There was a very small window where it was possible to deadlock during the close of the Store. When closing, the Store waited on its Waitgroup under a `Lock`. Naturally, all other goroutines must have been in a position to call `Done` on the `Waitgroup` before the `Wait` call in `Close` would return. For the goroutine running the `monitorShards` method it was possible that it would be unable to do this. Specifically, if the `monitorShards` goroutine was jumping into the `t.C` case as the `Close()` goroutine was acquiring the `Lock` then then `monitorShards` goroutine would be unable to acquire the `RLock`. Since it would also be unable to progress around its loop to jump into the `s.closing` case, it would be unable to call `Done` on the `WaitGroup` and we would have a deadlock.
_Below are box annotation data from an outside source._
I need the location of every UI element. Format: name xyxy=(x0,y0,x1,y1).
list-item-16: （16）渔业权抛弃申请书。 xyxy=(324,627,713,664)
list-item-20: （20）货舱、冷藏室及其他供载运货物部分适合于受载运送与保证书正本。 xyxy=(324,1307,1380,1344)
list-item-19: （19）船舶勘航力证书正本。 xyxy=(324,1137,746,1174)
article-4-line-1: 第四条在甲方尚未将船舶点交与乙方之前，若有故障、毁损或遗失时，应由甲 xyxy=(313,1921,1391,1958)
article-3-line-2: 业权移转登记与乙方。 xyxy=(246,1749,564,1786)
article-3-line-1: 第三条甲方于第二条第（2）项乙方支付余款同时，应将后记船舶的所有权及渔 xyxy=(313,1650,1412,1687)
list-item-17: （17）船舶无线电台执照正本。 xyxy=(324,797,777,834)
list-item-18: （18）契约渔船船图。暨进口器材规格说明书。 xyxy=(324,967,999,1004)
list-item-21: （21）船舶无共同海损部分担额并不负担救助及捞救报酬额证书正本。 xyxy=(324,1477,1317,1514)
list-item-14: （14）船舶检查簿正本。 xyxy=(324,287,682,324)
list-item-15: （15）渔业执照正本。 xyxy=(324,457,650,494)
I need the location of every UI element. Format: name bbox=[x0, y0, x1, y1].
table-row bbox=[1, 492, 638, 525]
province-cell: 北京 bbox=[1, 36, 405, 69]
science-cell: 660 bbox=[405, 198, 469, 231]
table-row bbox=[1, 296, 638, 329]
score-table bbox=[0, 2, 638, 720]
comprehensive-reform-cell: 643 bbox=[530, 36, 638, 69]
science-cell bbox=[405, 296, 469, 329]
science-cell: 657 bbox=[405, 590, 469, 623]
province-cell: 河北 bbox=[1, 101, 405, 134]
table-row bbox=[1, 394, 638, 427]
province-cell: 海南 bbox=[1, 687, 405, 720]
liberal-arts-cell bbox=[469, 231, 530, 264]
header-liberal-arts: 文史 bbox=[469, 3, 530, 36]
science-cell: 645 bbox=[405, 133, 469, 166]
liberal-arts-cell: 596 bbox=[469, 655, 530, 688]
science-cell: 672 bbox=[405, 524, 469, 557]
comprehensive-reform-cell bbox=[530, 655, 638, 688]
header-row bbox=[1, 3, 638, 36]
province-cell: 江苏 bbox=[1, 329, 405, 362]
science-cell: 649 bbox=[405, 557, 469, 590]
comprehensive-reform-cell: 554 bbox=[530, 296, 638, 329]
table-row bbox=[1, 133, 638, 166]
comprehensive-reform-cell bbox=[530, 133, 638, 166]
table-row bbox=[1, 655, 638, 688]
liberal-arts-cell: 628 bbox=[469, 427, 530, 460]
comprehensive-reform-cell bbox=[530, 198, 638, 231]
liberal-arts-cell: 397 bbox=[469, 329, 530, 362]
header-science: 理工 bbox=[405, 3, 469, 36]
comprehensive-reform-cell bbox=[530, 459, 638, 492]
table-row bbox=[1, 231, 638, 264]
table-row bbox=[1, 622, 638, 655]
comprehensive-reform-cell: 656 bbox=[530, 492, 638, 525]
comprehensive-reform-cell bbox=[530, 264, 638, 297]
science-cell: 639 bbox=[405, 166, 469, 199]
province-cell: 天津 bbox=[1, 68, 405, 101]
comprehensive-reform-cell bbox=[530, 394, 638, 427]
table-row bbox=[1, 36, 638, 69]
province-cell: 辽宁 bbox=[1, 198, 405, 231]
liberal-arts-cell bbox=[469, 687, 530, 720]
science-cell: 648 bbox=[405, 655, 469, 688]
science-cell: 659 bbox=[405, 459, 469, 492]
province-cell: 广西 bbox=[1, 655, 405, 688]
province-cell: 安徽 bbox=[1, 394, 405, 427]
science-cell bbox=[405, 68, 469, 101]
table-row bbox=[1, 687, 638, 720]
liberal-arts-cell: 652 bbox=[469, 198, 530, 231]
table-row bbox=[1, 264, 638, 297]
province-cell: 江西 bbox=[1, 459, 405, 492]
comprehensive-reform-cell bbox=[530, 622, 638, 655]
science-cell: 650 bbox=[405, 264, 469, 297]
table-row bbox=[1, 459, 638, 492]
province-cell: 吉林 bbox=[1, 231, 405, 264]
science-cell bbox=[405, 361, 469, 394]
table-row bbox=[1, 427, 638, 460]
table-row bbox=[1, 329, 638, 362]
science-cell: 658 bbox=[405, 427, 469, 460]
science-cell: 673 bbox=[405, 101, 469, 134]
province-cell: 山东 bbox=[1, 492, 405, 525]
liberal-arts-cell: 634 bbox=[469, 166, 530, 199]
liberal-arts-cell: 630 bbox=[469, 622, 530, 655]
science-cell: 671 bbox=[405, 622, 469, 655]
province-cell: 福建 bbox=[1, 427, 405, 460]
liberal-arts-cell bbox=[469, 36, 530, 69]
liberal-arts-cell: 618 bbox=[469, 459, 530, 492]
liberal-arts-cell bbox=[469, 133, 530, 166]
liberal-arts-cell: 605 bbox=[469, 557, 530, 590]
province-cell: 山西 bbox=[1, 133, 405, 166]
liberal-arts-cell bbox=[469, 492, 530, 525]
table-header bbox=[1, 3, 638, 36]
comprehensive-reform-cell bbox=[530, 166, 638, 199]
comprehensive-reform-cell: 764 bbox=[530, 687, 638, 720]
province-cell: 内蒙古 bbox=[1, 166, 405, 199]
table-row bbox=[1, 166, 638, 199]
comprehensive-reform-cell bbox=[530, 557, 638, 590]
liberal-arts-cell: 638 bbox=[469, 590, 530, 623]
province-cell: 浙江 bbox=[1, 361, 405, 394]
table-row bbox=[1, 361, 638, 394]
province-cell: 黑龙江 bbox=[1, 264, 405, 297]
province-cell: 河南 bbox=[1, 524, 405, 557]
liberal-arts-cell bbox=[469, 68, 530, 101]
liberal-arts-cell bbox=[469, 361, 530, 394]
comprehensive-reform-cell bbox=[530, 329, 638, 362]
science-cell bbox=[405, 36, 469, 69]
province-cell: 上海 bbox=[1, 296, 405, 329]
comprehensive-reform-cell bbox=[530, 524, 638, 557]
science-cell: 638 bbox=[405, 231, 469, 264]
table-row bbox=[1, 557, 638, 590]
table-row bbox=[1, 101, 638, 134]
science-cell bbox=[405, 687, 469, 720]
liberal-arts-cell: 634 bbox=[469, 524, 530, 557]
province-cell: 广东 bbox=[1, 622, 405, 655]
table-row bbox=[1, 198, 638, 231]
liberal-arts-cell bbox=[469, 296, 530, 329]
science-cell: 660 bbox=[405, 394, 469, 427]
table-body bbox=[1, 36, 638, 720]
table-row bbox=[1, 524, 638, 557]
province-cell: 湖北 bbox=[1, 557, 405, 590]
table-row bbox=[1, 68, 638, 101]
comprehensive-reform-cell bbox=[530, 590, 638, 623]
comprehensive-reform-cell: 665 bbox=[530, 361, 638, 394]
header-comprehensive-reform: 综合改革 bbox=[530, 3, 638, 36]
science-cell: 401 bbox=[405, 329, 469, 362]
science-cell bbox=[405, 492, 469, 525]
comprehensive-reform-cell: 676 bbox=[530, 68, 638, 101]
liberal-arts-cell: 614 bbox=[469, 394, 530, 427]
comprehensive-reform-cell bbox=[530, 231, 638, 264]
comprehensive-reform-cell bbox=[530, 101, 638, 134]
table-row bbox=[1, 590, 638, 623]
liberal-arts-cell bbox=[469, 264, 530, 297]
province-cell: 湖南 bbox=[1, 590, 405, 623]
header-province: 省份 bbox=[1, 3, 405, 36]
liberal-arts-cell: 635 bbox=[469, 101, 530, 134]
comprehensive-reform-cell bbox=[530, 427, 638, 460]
This was identified during an AppVeyor CI run, though I was unable to reproduce this locally.
2017-11-07 12:48:43 +00:00 · 2017-11-07 12:48:43 +00:00 · e762da9aca
parent e69217440b
commit e762da9aca
1 changed files with 11 additions and 4 deletions
--- a/tsdb/store.go
+++ b/tsdb/store.go
@ -132,6 +132,11 @@ func (s *Store) Open() error {
 	s.mu.Lock()
 	defer s.mu.Unlock()

+	if s.opened {
+		// Already open
+		return nil
+	}
+
 	s.closing = make(chan struct{})
 	s.shards = map[uint64]*Shard{}

@ -291,12 +296,13 @@ func (s *Store) loadShards() error {
 // shards through the Store will result in ErrStoreClosed being returned.
 func (s *Store) Close() error {
 	s.mu.Lock()
-	defer s.mu.Unlock()
-
 	if s.opened {
 		close(s.closing)
 	}
+	s.mu.Unlock()
+
 	s.wg.Wait()
+	// No other goroutines accessing the store, so no need for a Lock.

 	// Close all the shards in parallel.
 	if err := s.walkShards(s.shardsSlice(), func(sh *Shard) error {
@ -305,9 +311,10 @@ func (s *Store) Close() error {
 		return err
 	}

-	s.opened = false
+	s.mu.Lock()
 	s.shards = nil
-
+	s.opened = false // Store may now be opened again.
+	s.mu.Unlock()
 	return nil
 }